When it comes to the Wauwatosa city budget, most residents' foremost concern is the "amount due" box on their tax bills.
City officials are aware of what is on taxpayers' minds and want them to know that the influx of new development in the city has abated the need for a larger increase in the tax burden placed on property owners.
According to city administrator Jim Archambo, the city had a 3.05 percent increase in new construction and that has helped to keep the proposed tax levy increase at 0.66 percent. That amount would equate to the average homeowner paying $11.05 more on their tax bill in 2017 than they paid in 2016.
In a budget summary letter from Archambo and mayor Kathy Ehley to the common council Sept. 8, the pair cited the city's stated goal for new development to net an increase of 1.5 percent annually through 2020. In 2016, the increase in construction reflected 3.05 percent growth, which has helped city budget officials net a modest increase in the tax bill Wauwatosa residents will receive in 2017.
Nov. 22 the council will vote on the proposed 2017 budget submitted by city staffers and recommended for approval by the financial affairs committee.
Archambo said that the impact of tax levy limits put in place by the state hits harder and is more constraining in Wauwatosa than other cities. This creates the need for the city to seek out and embrace new development.
"Expanding the tax revenue is critically important," Archambo said. "The only way for (Wauwatosa) to meet our current level of services is to increase value density."
The downfall of an increasing pace of development and the density that accompanies it is the expanding need for services like additional infrastructure, traffic control, police protection, and fire services. Alderman Dennis McBride said that new development versus an increase in tax-funded services creates a delicate balance that everyone involved in the city government is mindful of.
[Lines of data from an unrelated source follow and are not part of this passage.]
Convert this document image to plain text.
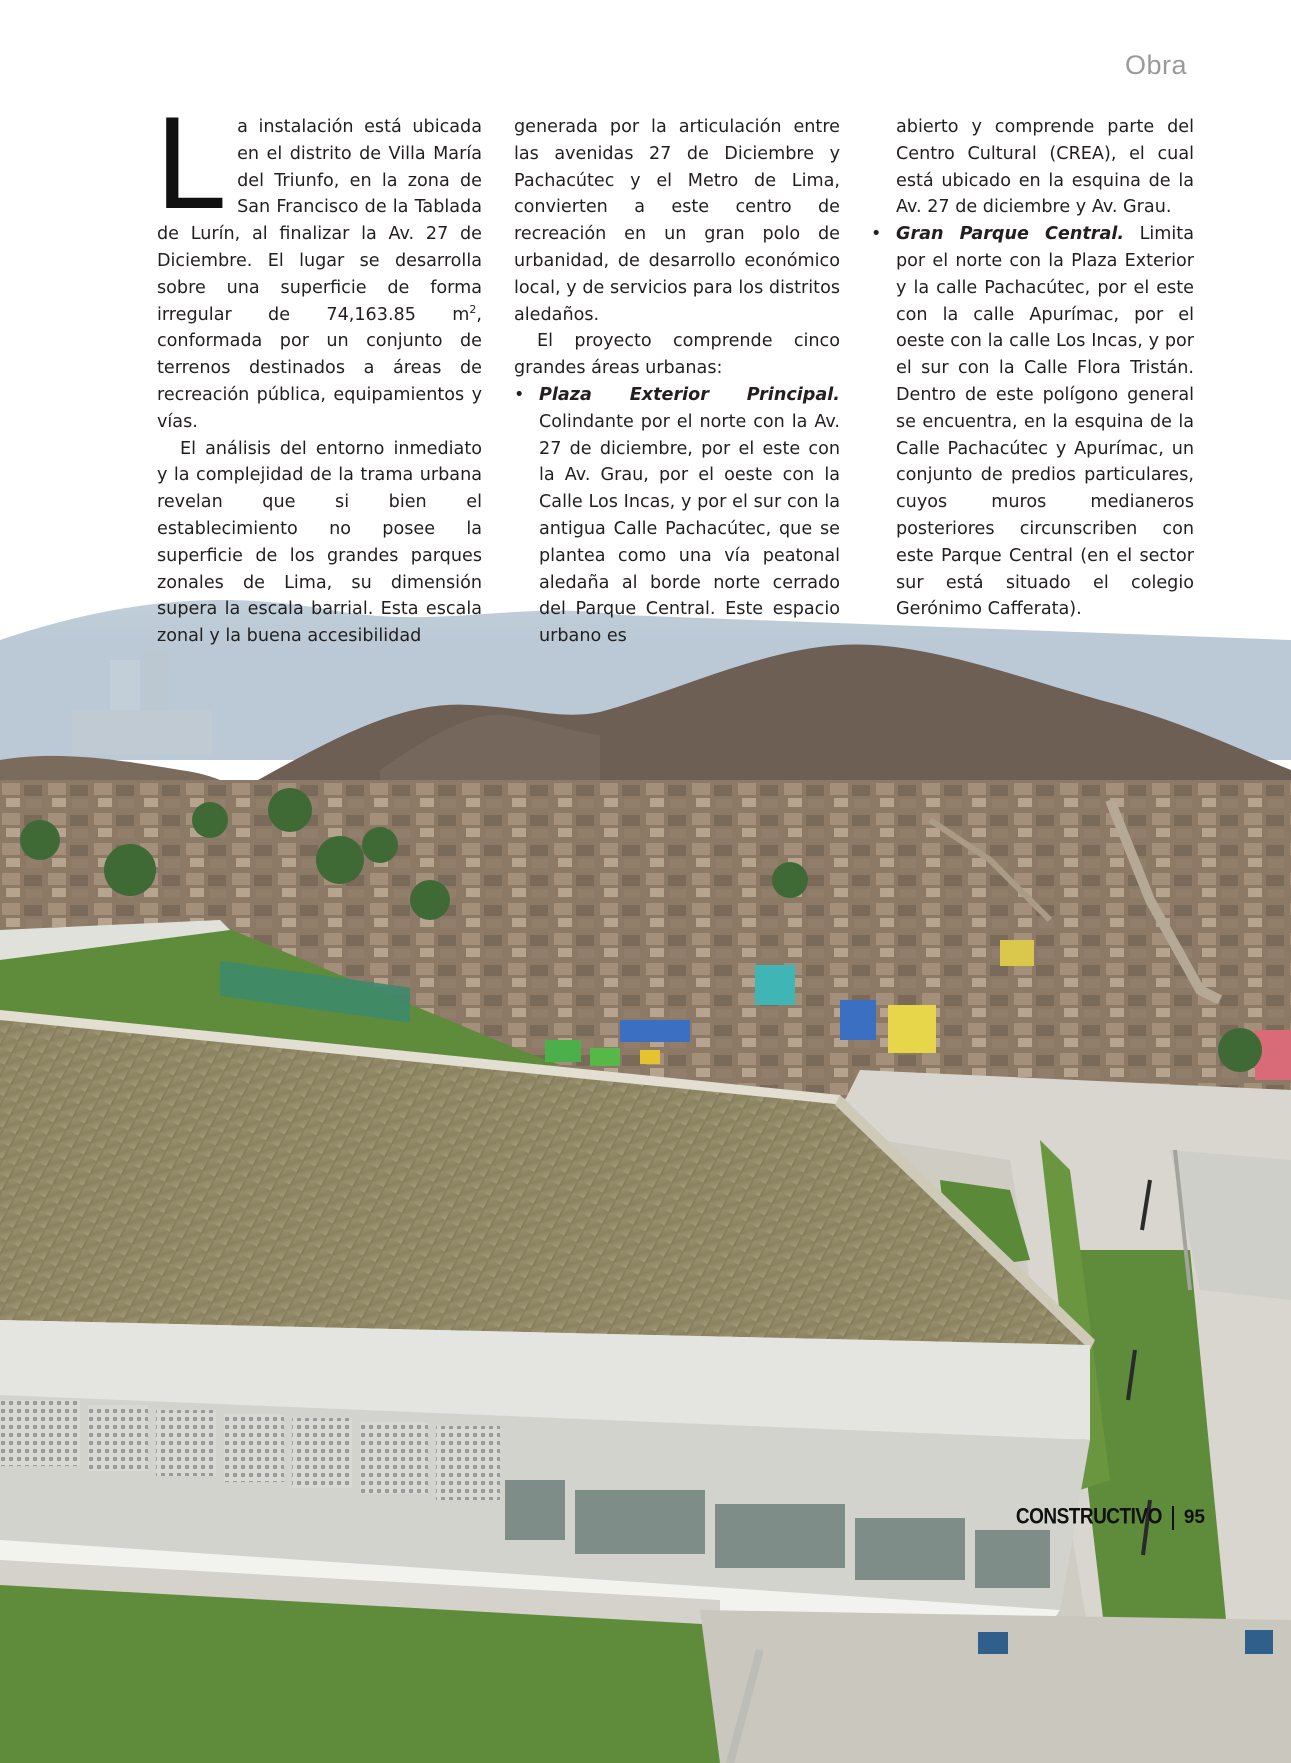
Obra

La instalación está ubicada en el distrito de Villa María del Triunfo, en la zona de San Francisco de la Tablada de Lurín, al finalizar la Av. 27 de Diciembre. El lugar se desarrolla sobre una superficie de forma irregular de 74,163.85 $m^2$, conformada por un conjunto de terrenos destinados a áreas de recreación pública, equipamientos y vías.

El análisis del entorno inmediato y la complejidad de la trama urbana revelan que si bien el establecimiento no posee la superficie de los grandes parques zonales de Lima, su dimensión supera la escala barrial. Esta escala zonal y la buena accesibilidad

generada por la articulación entre las avenidas 27 de Diciembre y Pachacútec y el Metro de Lima, convierten a este centro de recreación en un gran polo de urbanidad, de desarrollo económico local, y de servicios para los distritos aledaños.

El proyecto comprende cinco grandes áreas urbanas:

• Plaza Exterior Principal. Colindante por el norte con la Av. 27 de diciembre, por el este con la Av. Grau, por el oeste con la Calle Los Incas, y por el sur con la antigua Calle Pachacútec, que se plantea como una vía peatonal aledaña al borde norte cerrado del Parque Central. Este espacio urbano es

abierto y comprende parte del Centro Cultural (CREA), el cual está ubicado en la esquina de la Av. 27 de diciembre y Av. Grau.

• Gran Parque Central. Limita por el norte con la Plaza Exterior y la calle Pachacútec, por el este con la calle Apurímac, por el oeste con la calle Los Incas, y por el sur con la Calle Flora Tristán. Dentro de este polígono general se encuentra, en la esquina de la Calle Pachacútec y Apurímac, un conjunto de predios particulares, cuyos muros medianeros posteriores circunscriben con este Parque Central (en el sector sur está situado el colegio Gerónimo Cafferata).

CONSTRUCTIVO 95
"For us to continue our level of services we must continue to develop," McBride said. "I don't believe we have yet to reach the saturation point."
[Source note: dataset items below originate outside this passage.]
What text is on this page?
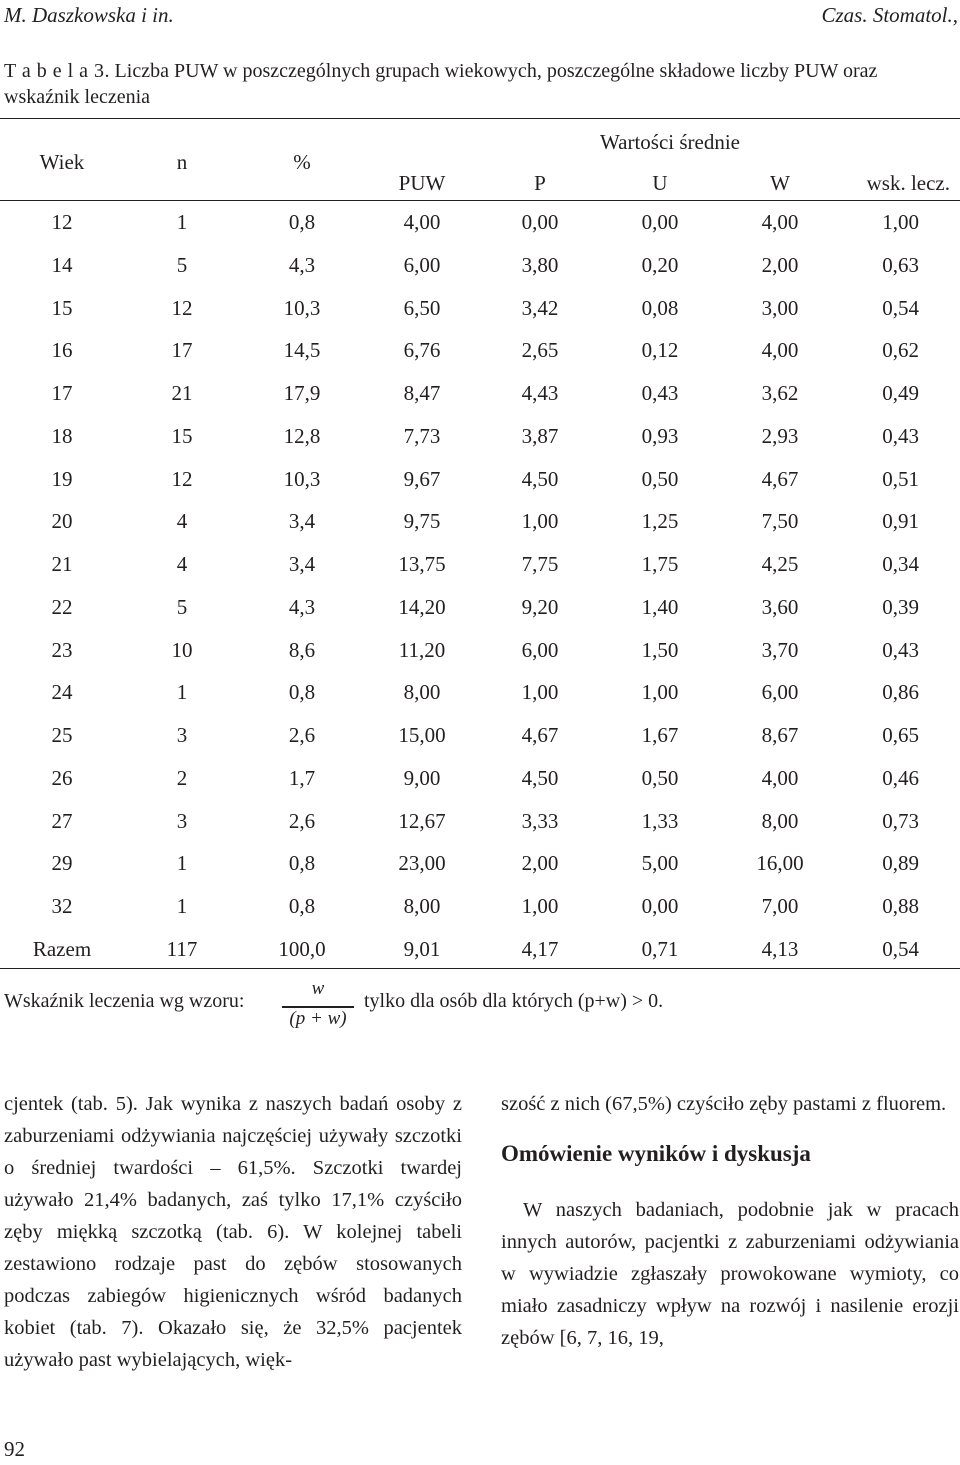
M. Daszkowska i in.	Czas. Stomatol.,
T a b e l a 3. Liczba PUW w poszczególnych grupach wiekowych, poszczególne składowe liczby PUW oraz wskaźnik leczenia
Wiek	n	%
Wartości średnie
PUW	P	U	W	wsk. lecz.
12	1	0,8	4,00	0,00	0,00	4,00	1,00
14	5	4,3	6,00	3,80	0,20	2,00	0,63
15	12	10,3	6,50	3,42	0,08	3,00	0,54
16	17	14,5	6,76	2,65	0,12	4,00	0,62
17	21	17,9	8,47	4,43	0,43	3,62	0,49
18	15	12,8	7,73	3,87	0,93	2,93	0,43
19	12	10,3	9,67	4,50	0,50	4,67	0,51
20	4	3,4	9,75	1,00	1,25	7,50	0,91
21	4	3,4	13,75	7,75	1,75	4,25	0,34
22	5	4,3	14,20	9,20	1,40	3,60	0,39
23	10	8,6	11,20	6,00	1,50	3,70	0,43
24	1	0,8	8,00	1,00	1,00	6,00	0,86
25	3	2,6	15,00	4,67	1,67	8,67	0,65
26	2	1,7	9,00	4,50	0,50	4,00	0,46
27	3	2,6	12,67	3,33	1,33	8,00	0,73
29	1	0,8	23,00	2,00	5,00	16,00	0,89
32	1	0,8	8,00	1,00	0,00	7,00	0,88
Razem	117	100,0	9,01	4,17	0,71	4,13	0,54
Wskaźnik leczenia wg wzoru:
w
(p + w)
tylko dla osób dla których (p+w) > 0.

cjentek (tab. 5). Jak wynika z naszych badań osoby z zaburzeniami odżywiania najczęściej używały szczotki o średniej twardości – 61,5%. Szczotki twardej używało 21,4% badanych, zaś tylko 17,1% czyściło zęby miękką szczotką (tab. 6). W kolejnej tabeli zestawiono rodzaje past do zębów stosowanych podczas zabiegów higienicznych wśród badanych kobiet (tab. 7). Okazało się, że 32,5% pacjentek używało past wybielających, więk-

szość z nich (67,5%) czyściło zęby pastami z fluorem.

Omówienie wyników i dyskusja

W naszych badaniach, podobnie jak w pracach innych autorów, pacjentki z zaburzeniami odżywiania w wywiadzie zgłaszały prowokowane wymioty, co miało zasadniczy wpływ na rozwój i nasilenie erozji zębów [6, 7, 16, 19,

92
McBride said the elevation in the level of developers seeking to build in Wauwatosa started with pent-up demand from the 2008 economic downturn. He said that with each development in the city, the demand for more continues like a snowball rolling down a hill. He cited developments like the Village, the Mayfair Collection, Innovation Drive and the medical complex that have all contributed to the increase in value density and created demand for more expansion.
According to Archambo, there are three means by which budget-makers can keep the tax levy in check. They can cut expenditures, add revenue streams or expand the tax base.
McBride said given the current economic climate and the availability of land for potential growth, the choice of expanding was the prudent option.
"While other municipalities are struggling with levy limits with modest development and few options, the city has continued to manage these challenges to improve services," the letter to the council said.